I cursed the _Citta di Trieste_ and her gorgeousness, and looked down my nose. We had now two alternatives: to spend the night in Naples, or to sit on all through the night and next morning, and arrive home, with heaven's aid, in the early afternoon. Though these long-distance trains think nothing of six hours late. But we were tired already. What we should be like after another twenty-four hours' sitting, heaven knows.

And yet to struggle for a bed in a Naples hotel this night, in the rain, all the hotels being at present crammed with foreigners, that was no rosy prospect. Oh dear!

However, I was not going to take their discouragement so easily. One has been had that way before. They love to make the case look desperate.

Were we English? asked the schoolmistress. We were. Ah, a fine thing to be English in Italy now. _Why?_--rather tart from me. Because of the _cambio_, the exchange. You English, with your money exchange, you come here and buy everything for nothing, you take the best of everything, and with your money you pay nothing for it. Whereas we poor Italians we pay heavily for everything at an exaggerated price, and we can have nothing. Ah, it is all very nice to be English in Italy now. You can travel, you go to the hotels, you can see everything and buy everything, and it costs you nothing. What is the exchange today? She whipped it out. A hundred and four, twenty.

This she told me to my nose. And the fat man murmured bitterly _gia!

gia!_--ay! ay! Her impertinence and the fat man's quiet bitterness stirred my bile. Has not this song been sung at me once too often, by these people?

You are mistaken, said I to the schoolmistress. We don't by any means live in Italy for nothing. Even with the exchange at a hundred and three, we don't live for nothing. We pay, and pay through the nose, for whatever we have in Italy: and you Italians see that we pay. What! You put all the tariff you do on foreigners, and then say we live here for nothing. I tell you I could live in England just as well, on the same money--perhaps better. Compare the cost of things in England with the cost here in Italy, and even considering the exchange, Italy costs nearly as much as England. Some things are cheaper here--the railway comes a little cheaper, and is infinitely more miserable. Travelling is usually a misery. But other things, clothes of all sorts, and a good deal of food is even more expensive here than in England, exchange considered.

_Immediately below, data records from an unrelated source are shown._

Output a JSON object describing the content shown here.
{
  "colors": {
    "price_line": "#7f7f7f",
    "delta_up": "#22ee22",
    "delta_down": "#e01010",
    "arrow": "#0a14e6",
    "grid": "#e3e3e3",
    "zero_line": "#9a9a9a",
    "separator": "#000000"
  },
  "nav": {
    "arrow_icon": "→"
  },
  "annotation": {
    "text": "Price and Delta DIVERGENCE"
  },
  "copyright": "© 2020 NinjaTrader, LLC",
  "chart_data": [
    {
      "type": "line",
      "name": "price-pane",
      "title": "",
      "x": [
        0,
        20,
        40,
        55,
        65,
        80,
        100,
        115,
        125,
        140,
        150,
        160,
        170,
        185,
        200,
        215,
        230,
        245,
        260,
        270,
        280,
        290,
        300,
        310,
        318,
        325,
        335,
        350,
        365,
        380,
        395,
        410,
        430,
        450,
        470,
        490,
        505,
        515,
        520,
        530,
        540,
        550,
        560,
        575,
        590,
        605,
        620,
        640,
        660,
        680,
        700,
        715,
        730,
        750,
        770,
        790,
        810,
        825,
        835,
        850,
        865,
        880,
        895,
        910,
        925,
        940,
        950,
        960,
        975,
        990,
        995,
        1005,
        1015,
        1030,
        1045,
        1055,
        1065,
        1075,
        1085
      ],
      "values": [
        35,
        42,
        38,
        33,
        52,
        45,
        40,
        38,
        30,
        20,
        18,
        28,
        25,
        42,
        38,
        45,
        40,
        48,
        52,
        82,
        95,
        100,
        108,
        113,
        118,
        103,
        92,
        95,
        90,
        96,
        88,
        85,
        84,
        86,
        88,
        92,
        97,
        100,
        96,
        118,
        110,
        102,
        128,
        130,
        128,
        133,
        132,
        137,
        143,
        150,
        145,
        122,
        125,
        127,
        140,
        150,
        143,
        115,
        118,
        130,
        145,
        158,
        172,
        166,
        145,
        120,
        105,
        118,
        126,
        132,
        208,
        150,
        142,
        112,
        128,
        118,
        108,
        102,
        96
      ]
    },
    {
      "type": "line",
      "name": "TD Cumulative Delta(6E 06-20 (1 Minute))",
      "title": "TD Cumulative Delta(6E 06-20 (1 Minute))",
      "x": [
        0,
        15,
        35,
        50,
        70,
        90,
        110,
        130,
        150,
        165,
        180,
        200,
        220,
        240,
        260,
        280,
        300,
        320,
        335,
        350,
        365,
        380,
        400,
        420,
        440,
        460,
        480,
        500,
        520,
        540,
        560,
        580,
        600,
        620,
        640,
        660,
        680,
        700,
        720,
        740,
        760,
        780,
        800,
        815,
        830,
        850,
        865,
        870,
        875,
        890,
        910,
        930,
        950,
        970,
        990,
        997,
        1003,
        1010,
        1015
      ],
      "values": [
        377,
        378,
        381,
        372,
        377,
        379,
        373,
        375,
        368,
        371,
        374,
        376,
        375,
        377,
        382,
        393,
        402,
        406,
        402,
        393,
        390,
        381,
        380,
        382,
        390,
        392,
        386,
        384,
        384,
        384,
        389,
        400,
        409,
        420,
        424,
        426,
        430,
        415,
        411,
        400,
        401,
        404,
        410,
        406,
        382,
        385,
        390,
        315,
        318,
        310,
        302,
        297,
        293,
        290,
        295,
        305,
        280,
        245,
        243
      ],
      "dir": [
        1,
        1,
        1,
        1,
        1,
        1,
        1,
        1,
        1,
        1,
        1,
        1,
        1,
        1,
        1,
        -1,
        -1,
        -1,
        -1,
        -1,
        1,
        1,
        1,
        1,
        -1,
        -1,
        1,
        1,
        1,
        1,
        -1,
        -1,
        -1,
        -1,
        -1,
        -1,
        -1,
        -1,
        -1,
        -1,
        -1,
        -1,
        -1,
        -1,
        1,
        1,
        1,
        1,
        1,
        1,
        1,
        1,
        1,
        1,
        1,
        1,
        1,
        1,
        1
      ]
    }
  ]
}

Oh yes, she said, England had had to bring her prices down this last fortnight. In her own interests indeed.

"This last fortnight! This last six months," said I. "Whereas prices rise every single day here."

Here a word from the quiet young man who had got in at Caserta.

"Yes," he said, "yes. I say, every nation pays in its own money, no matter what the exchange. And it works out about equal."

But I felt angry. Am I always to have the exchange flung in my teeth, as if I were a personal thief? But the woman persisted.

"Ah," she said, "we Italians, we are so nice, we are so good. Noi, siamo cos buoni. We are so good-natured. But others, they are not buoni, they are not good-natured to us." And she nodded her head. And truly, I did not feel at all good-natured towards her: which she knew. And as for the Italian good-nature, it forms a sound and unshakeable basis nowadays for their extortion and self-justification and spite.

Darkness was falling over the rich flat plains that lie around Naples, over the tall uncanny vines with their brown thongs in the intensely cultivated black earth. It was night by the time we were in that vast and thievish station. About half-past five. We were not very late.

Should we sit on in our present carriage, and go down in it to the port, along with the schoolmistress, and risk it? But first look at the coach which was going on to Sicily. So we got down and ran along the train to the Syracuse coach. Hubbub, confusion, a wedge in the corridor, and for sure no room. Certainly no room to lie down a bit. We _could_ not sit tight for twenty-four hours more.

So we decided to go to the port--and to walk. Heaven knows when the railway carriage would be shunted down. Back we went therefore for the sack, told the schoolmistress our intention.

"You can but try," she said frostily.